Anna war die älteste Tochter des Grafen Botho zu Stolberg und seiner Gattin Anna von Eppstein-Königstein. Sie war die ältere Schwester von Juliana zu Stolberg. Am Anfang des 16. Jahrhunderts wurde sie, kaum dreizehn Jahre alt, nachdem ihre Vorgängerin Magdalena der Abtei von Quedlinburg entsagt und zu Gandersheim gestorben war, vom Kapitel gewählt, am 10. Februar 1515 von Papst Leo X. und am 3. Oktober 1516 vom Kaiser Maximilian I. bestätigt und am 5. November feierlich eingeführt.
Sie war die erste Äbtissin in Quedlinburg, welche die lutherische Lehre annahm. Den ersten Versuchen, in Stadt und Stift Quedlinburg die Reformation zu verbreiten, stellte sich der katholische Herzog Georg von Sachsen als Schutzherr des Stiftes energisch entgegen. Diejenigen Mönche des Augustinerklosters und Pfarrer an den Stadtkirchen, welche im Sinne Luthers predigten, wurden verfolgt und ihre Stellen mit entschiedenen Katholiken besetzt. Anna, welche anfänglich der Reformation gegenüber eine abwartende Stellung eingenommen hatte, entschied sich erst nach Herzog Georgs Tod (1539), und als dessen Nachfolger Heinrich sich selbst dem neuen Glauben zuwandte, für die lutherische Lehre. Die katholischen Geistlichen wurden entfernt und evangelische eingesetzt. Der SuperintendentTilemann Plathner (1490–1551) aus Stolberg, der von ihr für eine Zeit lang nach Quedlinburg berufen wurde, war ihr bei der Durchführung des Reformationswerkes behilflich, doch fehlen darüber genauere Angaben.

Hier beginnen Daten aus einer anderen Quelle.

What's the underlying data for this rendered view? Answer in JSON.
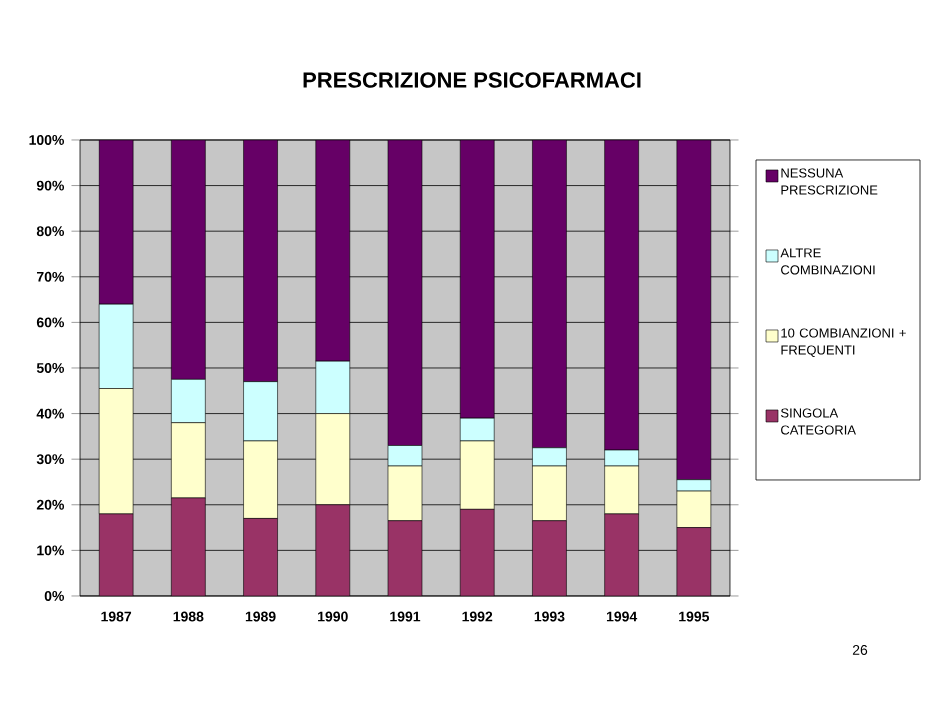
{
  "chart_data": {
    "type": "bar",
    "stacked": true,
    "title": "PRESCRIZIONE PSICOFARMACI",
    "categories": [
      "1987",
      "1988",
      "1989",
      "1990",
      "1991",
      "1992",
      "1993",
      "1994",
      "1995"
    ],
    "series": [
      {
        "name": "SINGOLA CATEGORIA",
        "color": "#993366",
        "values": [
          18,
          21.5,
          17,
          20,
          16.5,
          19,
          16.5,
          18,
          15
        ]
      },
      {
        "name": "10 COMBIANZIONI + FREQUENTI",
        "color": "#ffffcc",
        "values": [
          27.5,
          16.5,
          17,
          20,
          12,
          15,
          12,
          10.5,
          8
        ]
      },
      {
        "name": "ALTRE COMBINAZIONI",
        "color": "#ccffff",
        "values": [
          18.5,
          9.5,
          13,
          11.5,
          4.5,
          5,
          4,
          3.5,
          2.5
        ]
      },
      {
        "name": "NESSUNA PRESCRIZIONE",
        "color": "#660066",
        "values": [
          36,
          52.5,
          53,
          48.5,
          67,
          61,
          67.5,
          68,
          74.5
        ]
      }
    ],
    "ylim": [
      0,
      100
    ],
    "yticks": [
      {
        "value": 0,
        "label": "0%"
      },
      {
        "value": 10,
        "label": "10%"
      },
      {
        "value": 20,
        "label": "20%"
      },
      {
        "value": 30,
        "label": "30%"
      },
      {
        "value": 40,
        "label": "40%"
      },
      {
        "value": 50,
        "label": "50%"
      },
      {
        "value": 60,
        "label": "60%"
      },
      {
        "value": 70,
        "label": "70%"
      },
      {
        "value": 80,
        "label": "80%"
      },
      {
        "value": 90,
        "label": "90%"
      },
      {
        "value": 100,
        "label": "100%"
      }
    ],
    "grid": "y",
    "legend": "right",
    "annotations": [
      "26"
    ]
  }
}
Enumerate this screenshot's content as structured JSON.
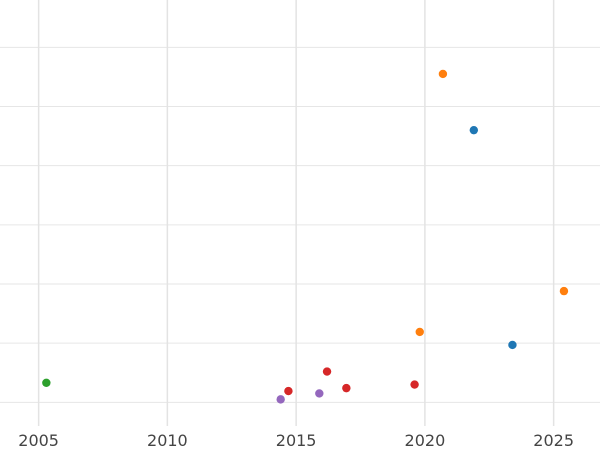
{
  "chart_data": {
    "type": "scatter",
    "title": "",
    "xlabel": "",
    "ylabel": "",
    "xlim": [
      2003.5,
      2026.8
    ],
    "ylim": [
      -0.4,
      6.8
    ],
    "x_ticks": [
      2005,
      2010,
      2015,
      2020,
      2025
    ],
    "x_tick_labels": [
      "2005",
      "2010",
      "2015",
      "2020",
      "2025"
    ],
    "y_gridlines": [
      0,
      1,
      2,
      3,
      4,
      5,
      6,
      7
    ],
    "grid": true,
    "legend": "none",
    "series": [
      {
        "color": "#1f77b4",
        "points": [
          {
            "x": 2021.9,
            "y": 4.6
          },
          {
            "x": 2023.4,
            "y": 0.97
          }
        ]
      },
      {
        "color": "#ff7f0e",
        "points": [
          {
            "x": 2020.7,
            "y": 5.55
          },
          {
            "x": 2019.8,
            "y": 1.19
          },
          {
            "x": 2025.4,
            "y": 1.88
          }
        ]
      },
      {
        "color": "#2ca02c",
        "points": [
          {
            "x": 2005.3,
            "y": 0.33
          }
        ]
      },
      {
        "color": "#d62728",
        "points": [
          {
            "x": 2014.7,
            "y": 0.19
          },
          {
            "x": 2016.2,
            "y": 0.52
          },
          {
            "x": 2016.95,
            "y": 0.24
          },
          {
            "x": 2019.6,
            "y": 0.3
          }
        ]
      },
      {
        "color": "#9467bd",
        "points": [
          {
            "x": 2014.4,
            "y": 0.05
          },
          {
            "x": 2015.9,
            "y": 0.15
          }
        ]
      }
    ]
  }
}
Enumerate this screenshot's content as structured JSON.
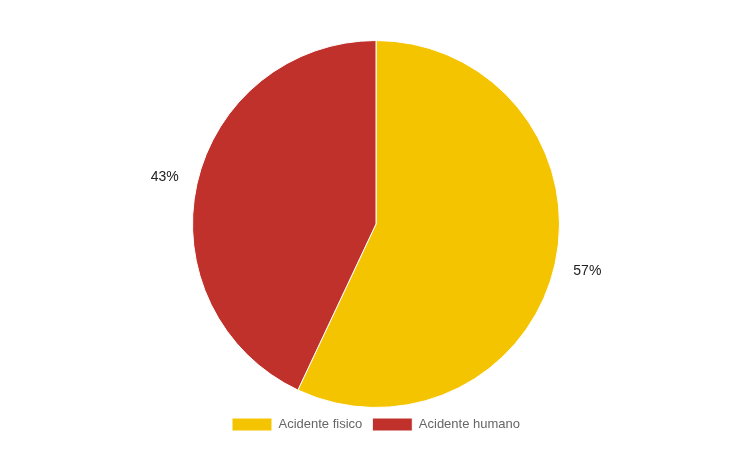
{
  "chart_data": {
    "type": "pie",
    "categories": [
      "Acidente fisico",
      "Acidente humano"
    ],
    "values": [
      57,
      43
    ],
    "value_labels": [
      "57%",
      "43%"
    ],
    "colors": [
      "#F5C400",
      "#C0312B"
    ],
    "data_labels": true,
    "legend": "bottom"
  }
}
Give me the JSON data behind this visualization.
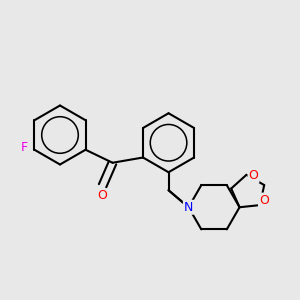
{
  "background_color": "#e8e8e8",
  "bond_color": "#000000",
  "atom_colors": {
    "F": "#ee00ee",
    "O": "#ff0000",
    "N": "#0000ff",
    "C": "#000000"
  },
  "bond_width": 1.5,
  "figsize": [
    3.0,
    3.0
  ],
  "dpi": 100,
  "xlim": [
    0.0,
    3.0
  ],
  "ylim": [
    0.6,
    2.9
  ]
}
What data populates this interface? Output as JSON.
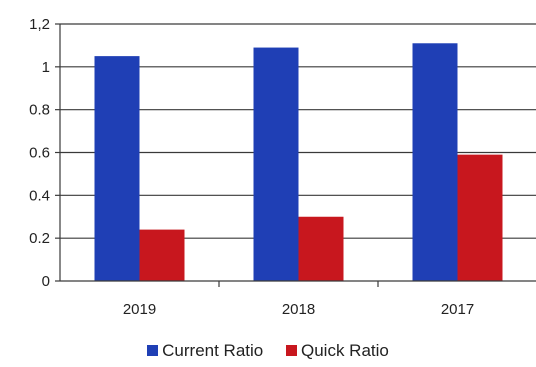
{
  "chart_data": {
    "type": "bar",
    "categories": [
      "2019",
      "2018",
      "2017"
    ],
    "series": [
      {
        "name": "Current Ratio",
        "values": [
          1.05,
          1.09,
          1.11
        ],
        "color": "#1f3fb5"
      },
      {
        "name": "Quick Ratio",
        "values": [
          0.24,
          0.3,
          0.59
        ],
        "color": "#c8171e"
      }
    ],
    "y_ticks": [
      "0",
      "0.2",
      "0.4",
      "0.6",
      "0.8",
      "1",
      "1,2"
    ],
    "ylim": [
      0,
      1.2
    ],
    "grid": true,
    "legend_position": "bottom",
    "title": "",
    "xlabel": "",
    "ylabel": ""
  }
}
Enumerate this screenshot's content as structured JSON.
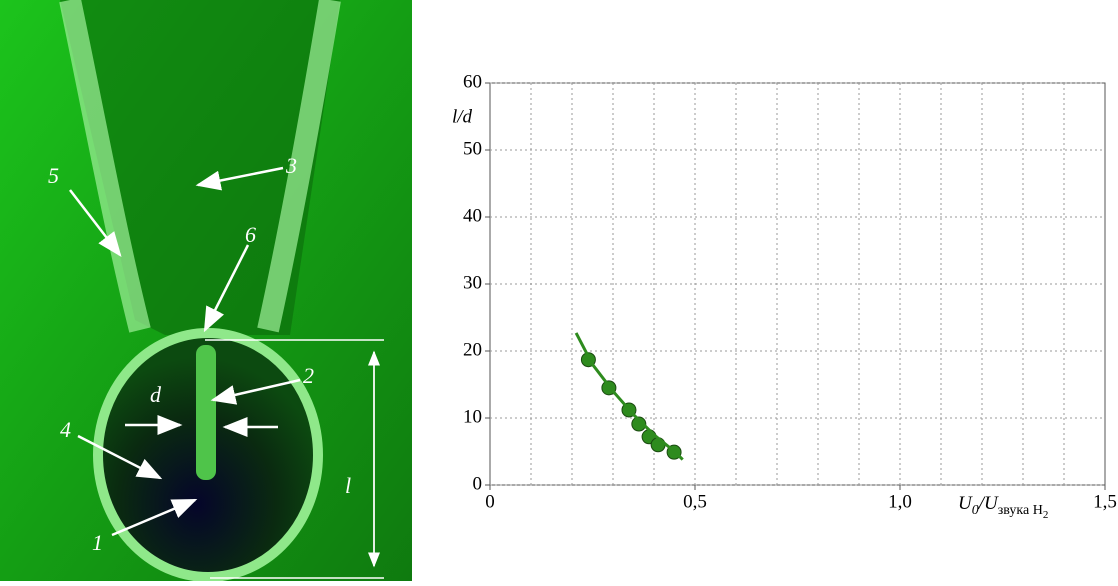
{
  "photo_labels": [
    "5",
    "3",
    "6",
    "2",
    "d",
    "4",
    "1",
    "l"
  ],
  "chart_data": {
    "type": "scatter",
    "ylabel": "l/d",
    "xlabel": {
      "main1": "U",
      "sub1": "0",
      "main2": "/U",
      "sub2": "звука H",
      "sub3": "2"
    },
    "xlim": [
      0,
      1.5
    ],
    "ylim": [
      0,
      60
    ],
    "xticks": [
      0,
      {
        "value": 0.5,
        "label": "0,5"
      },
      {
        "value": 1.0,
        "label": "1,0"
      },
      {
        "value": 1.5,
        "label": "1,5"
      }
    ],
    "yticks": [
      0,
      10,
      20,
      30,
      40,
      50,
      60
    ],
    "xgrid": [
      0.1,
      0.2,
      0.3,
      0.4,
      0.5,
      0.6,
      0.7,
      0.8,
      0.9,
      1.0,
      1.1,
      1.2,
      1.3,
      1.4
    ],
    "grid": true,
    "series": [
      {
        "style": "markers",
        "color": "#2e8b1e",
        "x": [
          0.24,
          0.29,
          0.339,
          0.363,
          0.388,
          0.41,
          0.449
        ],
        "values": [
          18.7,
          14.5,
          11.2,
          9.1,
          7.2,
          6.0,
          4.9
        ]
      },
      {
        "style": "line",
        "color": "#2e8b1e",
        "x": [
          0.21,
          0.25,
          0.3,
          0.35,
          0.4,
          0.45,
          0.47
        ],
        "values": [
          22.7,
          18,
          14,
          10.5,
          7.5,
          5,
          3.8
        ]
      }
    ]
  }
}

Zur Besoldung der Geistlichen und Lehrer wurde aus den Gütern der Stadtkirchen ein allgemeiner Gotteskasten errichtet. Die Zahl der Stiftsfrauen und der Canonici wurde beschränkt, der Klosterdienst in der Stiftskirche ganz aufgehoben.
Während ihrer Regierungszeit wurde im Jahr 1540 die erste nachweisbare Visitation der Kirchen in der Stadt Quedlinburg abgehalten, deren Protokoll eine der wichtigsten Quellen für die quedlinburgische Reformationsgeschichte bildet.[1] Auf Luthers und Melanchthons Rat wurden die beiden Schulen der Altstadt und Neustadt zu einer einzigen vereinigt und Äbtissin Anna überließ dem Rat für dieses neue Gymnasium das verlassene Franziskanerkloster, in dessen Räumen es sich bis in die neueste Zeit befand.
↑Hermann Lorenz: Quellen zur städtischen Verwaltungs- Rechts- und Wirtschaftsgeschichte von Quedlinburg. Halle/Saaele 1916, S. 39–51; die Auswertung der Quelle bei Max Lorenz: Die Kirchenordnungen des Stiftes und der Stadt Quedlinburg, in: Zeitschrift des Vereins für Kirchengeschichte in der Provinz Sachsen 4 (1907), S. 32–93.